Preemo: JT has helped mold me into a better producer as far as teaching me how to really pay attention to sound, different textures, different colors, textures of drums⎯really pay attention to drums. He really believes if the drums knock then everything else is kinda secondary. It really motivated me to be a better producer today⎯individually as well as incorporate it into the band and make us a stronger unit all together.

What makes you stand out amongst other bands who fit into a similar vein?

Teddy: That we’re not thrown in the pot like a hired band. We’ve been doing this for a while. We’ve grown to know what we want in our own sound so we’re just not a hired band put together. I think we’re going to take the world by storm because we’re so unique as far as our sound and I think people will hear that in what we’re about to bring.

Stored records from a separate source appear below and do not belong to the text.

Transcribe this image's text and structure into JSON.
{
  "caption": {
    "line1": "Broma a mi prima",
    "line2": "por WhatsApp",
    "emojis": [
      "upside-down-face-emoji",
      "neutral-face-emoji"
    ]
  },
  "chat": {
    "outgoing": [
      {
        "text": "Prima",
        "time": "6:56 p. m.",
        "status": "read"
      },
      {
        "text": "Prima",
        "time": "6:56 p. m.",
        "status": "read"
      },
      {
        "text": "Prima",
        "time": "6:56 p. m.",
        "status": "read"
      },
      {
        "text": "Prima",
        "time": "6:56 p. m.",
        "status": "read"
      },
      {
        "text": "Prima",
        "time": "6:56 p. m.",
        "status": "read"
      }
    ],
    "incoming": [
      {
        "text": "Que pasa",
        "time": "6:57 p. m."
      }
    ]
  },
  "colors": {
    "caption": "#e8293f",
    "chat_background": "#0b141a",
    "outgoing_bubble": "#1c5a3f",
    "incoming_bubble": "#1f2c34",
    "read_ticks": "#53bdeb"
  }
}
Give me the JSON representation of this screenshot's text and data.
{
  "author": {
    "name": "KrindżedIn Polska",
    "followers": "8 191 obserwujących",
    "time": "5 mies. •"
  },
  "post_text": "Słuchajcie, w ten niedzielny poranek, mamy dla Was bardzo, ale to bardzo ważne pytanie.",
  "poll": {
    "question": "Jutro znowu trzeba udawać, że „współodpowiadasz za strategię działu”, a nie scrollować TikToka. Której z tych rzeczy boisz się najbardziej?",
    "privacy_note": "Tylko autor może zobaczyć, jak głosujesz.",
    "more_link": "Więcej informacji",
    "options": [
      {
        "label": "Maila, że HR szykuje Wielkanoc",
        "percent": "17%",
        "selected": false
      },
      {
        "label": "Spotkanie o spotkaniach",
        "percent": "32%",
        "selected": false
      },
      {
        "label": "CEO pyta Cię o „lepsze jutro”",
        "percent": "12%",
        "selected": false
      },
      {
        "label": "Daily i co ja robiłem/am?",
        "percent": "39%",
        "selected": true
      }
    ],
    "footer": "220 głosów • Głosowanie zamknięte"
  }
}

Preemo: I think us being from the south l—there has been hip-hop bands from the south that we’ve played with but on a major level, I can’t think of anything like us. I think we bring a little bit of what we’ve seen before with The Roots and Linkin Park [but] I think that we’re very relevant today as well, look at people like Travis [McCoy] of Gym Class Heroes. All of these things that we bring to the table—I think we’re familiar to it but the way we do it being from Memphis—the twang with it the real musicianship, the gospel experiences, that jazz experiences, the rock experiences, and the time we’ve had to develop and the influences that we’ve had. We like hit making music, melodic music. I think and with what B.o.B and Kanye are doing people will—I’m not gonna say they’ll love our music like the love B.o.B and Kanye but I definitely think they’ll be able to understand it and get it and they’ll be able to say there’s something different, and at the end of the day that’s all we want them to say.

What do you want people to get out of your music?

Free: Make some babies.

[Group laughs]

Preemo: Seriously. It sounded like a joke but we think back to cats who are still legends today. They may have gone on but their music still lives and some of us are here because of their music. Like Marvin Gaye, you know how many babies have been made off Marvin Gaye music?


But we just want to put our mark and have people say, “These guys stay true to who they are and make a difference in music.”

Free: Not change the game but just put our mark and say this is FreeSol, this is what we do, those guys are dope. And I want people to stop seeing black and white and pay attention to everything in between. FreeSol to me means everything. I want people to stop the judgment and stop the racism. Let’s start spreading real liberal open mind points of view. So that’s what I want people to get out of the music, that freedom to understand yourself and to respect yourself but at the same time letting other people be themselves and respecting them.